逆を言えばどんな実践知識の累積が引き起こすパラダイムシフトも、長期的には伝統的な信仰や道徳の世界が有する適応能力に吸収されていく。
ちなみにノーバート・ウィーナーは、ここでいう「不可逆的時間経過」概念の大源流をベルクソンの時間哲学に求めていますが、私自身はどちらかというとさらにその大源流に位置するハーバート=スペンサーの社会進化論、すなわち進化を「一から多への単純から複雑への変化」と捉える立場。
これはもう「機械学習と意味分布論の時代」を「ネットmemeの生存競争の場」として読み解こうとする立場ゆえの信念みたいなもの。まぁ可能な限りシンプル極まりなく、かつ(上掲の新アリストテレス主義の上位互換バージョンとして)直感的に扱えるパッケージングなので、とにかく振り回しやすいのです。「発生する問題はその都度運用でカバー」みたいな現場主義も最初から組み込まれてますし。そしてノーバート・ウィーナーもまたロジスティック回帰(単細胞パーセプトロン)概念登場以降はそちら側に歩み寄っていった様に見えるのです。

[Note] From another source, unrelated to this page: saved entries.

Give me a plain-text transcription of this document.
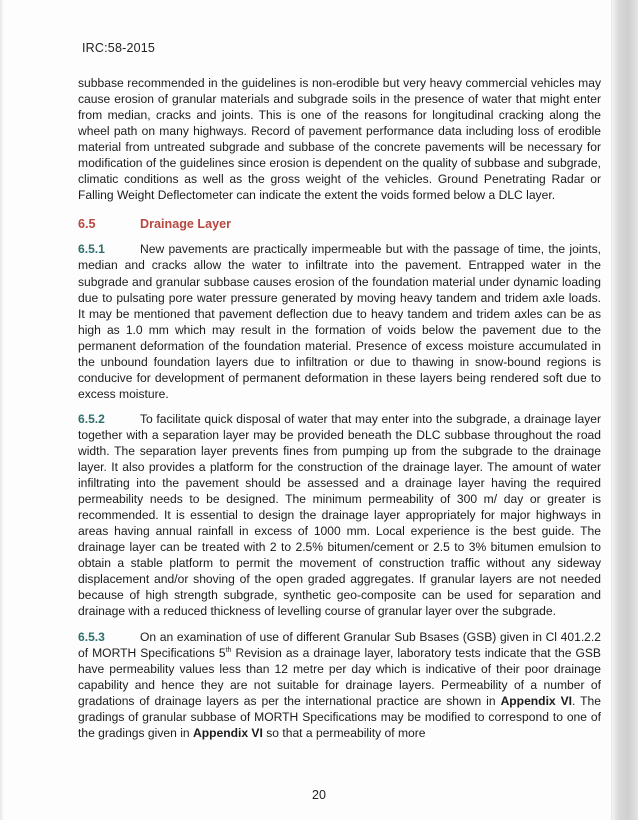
IRC:58-2015

subbase recommended in the guidelines is non-erodible but very heavy commercial vehicles may cause erosion of granular materials and subgrade soils in the presence of water that might enter from median, cracks and joints. This is one of the reasons for longitudinal cracking along the wheel path on many highways. Record of pavement performance data including loss of erodible material from untreated subgrade and subbase of the concrete pavements will be necessary for modification of the guidelines since erosion is dependent on the quality of subbase and subgrade, climatic conditions as well as the gross weight of the vehicles. Ground Penetrating Radar or Falling Weight Deflectometer can indicate the extent the voids formed below a DLC layer.

6.5	Drainage Layer

6.5.1	New pavements are practically impermeable but with the passage of time, the joints, median and cracks allow the water to infiltrate into the pavement. Entrapped water in the subgrade and granular subbase causes erosion of the foundation material under dynamic loading due to pulsating pore water pressure generated by moving heavy tandem and tridem axle loads. It may be mentioned that pavement deflection due to heavy tandem and tridem axles can be as high as 1.0 mm which may result in the formation of voids below the pavement due to the permanent deformation of the foundation material. Presence of excess moisture accumulated in the unbound foundation layers due to infiltration or due to thawing in snow-bound regions is conducive for development of permanent deformation in these layers being rendered soft due to excess moisture.

6.5.2	To facilitate quick disposal of water that may enter into the subgrade, a drainage layer together with a separation layer may be provided beneath the DLC subbase throughout the road width. The separation layer prevents fines from pumping up from the subgrade to the drainage layer. It also provides a platform for the construction of the drainage layer. The amount of water infiltrating into the pavement should be assessed and a drainage layer having the required permeability needs to be designed. The minimum permeability of 300 m/ day or greater is recommended. It is essential to design the drainage layer appropriately for major highways in areas having annual rainfall in excess of 1000 mm. Local experience is the best guide. The drainage layer can be treated with 2 to 2.5% bitumen/cement or 2.5 to 3% bitumen emulsion to obtain a stable platform to permit the movement of construction traffic without any sideway displacement and/or shoving of the open graded aggregates. If granular layers are not needed because of high strength subgrade, synthetic geo-composite can be used for separation and drainage with a reduced thickness of levelling course of granular layer over the subgrade.

6.5.3	On an examination of use of different Granular Sub Bsases (GSB) given in Cl 401.2.2 of MORTH Specifications 5th Revision as a drainage layer, laboratory tests indicate that the GSB have permeability values less than 12 metre per day which is indicative of their poor drainage capability and hence they are not suitable for drainage layers. Permeability of a number of gradations of drainage layers as per the international practice are shown in Appendix VI. The gradings of granular subbase of MORTH Specifications may be modified to correspond to one of the gradings given in Appendix VI so that a permeability of more

20
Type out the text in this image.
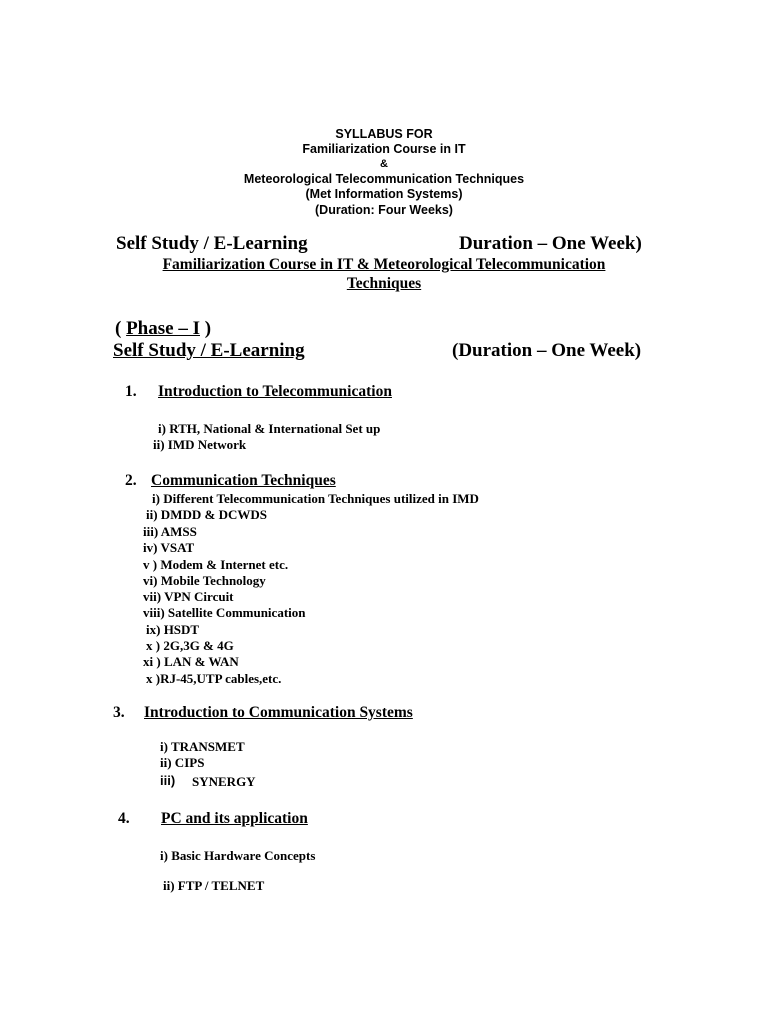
SYLLABUS FOR
Familiarization Course in IT
&
Meteorological Telecommunication Techniques
(Met Information Systems)
(Duration: Four Weeks)
Self Study / E-Learning	Duration – One Week)
Familiarization Course in IT & Meteorological Telecommunication
Techniques
( Phase – I )
Self Study / E-Learning	(Duration – One Week)
1. Introduction to Telecommunication
i) RTH, National & International Set up
ii) IMD Network
2. Communication Techniques
i) Different Telecommunication Techniques utilized in IMD
ii) DMDD & DCWDS
iii) AMSS
iv) VSAT
v ) Modem & Internet etc.
vi) Mobile Technology
vii) VPN Circuit
viii) Satellite Communication
ix) HSDT
x ) 2G,3G & 4G
xi ) LAN & WAN
x )RJ-45,UTP cables,etc.
3. Introduction to Communication Systems
i) TRANSMET
ii) CIPS
iii) SYNERGY
4. PC and its application
i) Basic Hardware Concepts
ii) FTP / TELNET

ロジスティック回帰(単細胞パーセプトロン)概念登場以降
実はロジスティック回帰(単細胞パーセプトロン)概念登場が登場した時点における「学習モデル」とは「教師あり学習=多項式$${a_0x_0+a_1x_1+a_2x_2+…+a_nx_n+e}$$で表される回帰式(線形分解表現)における最小二乗法などを用いた重み付け項$${a_n}$$最適化問題」に他ならず、その部分は現在なおそうしたアルゴリズムの革新部分はあまり変わっていなかったりします。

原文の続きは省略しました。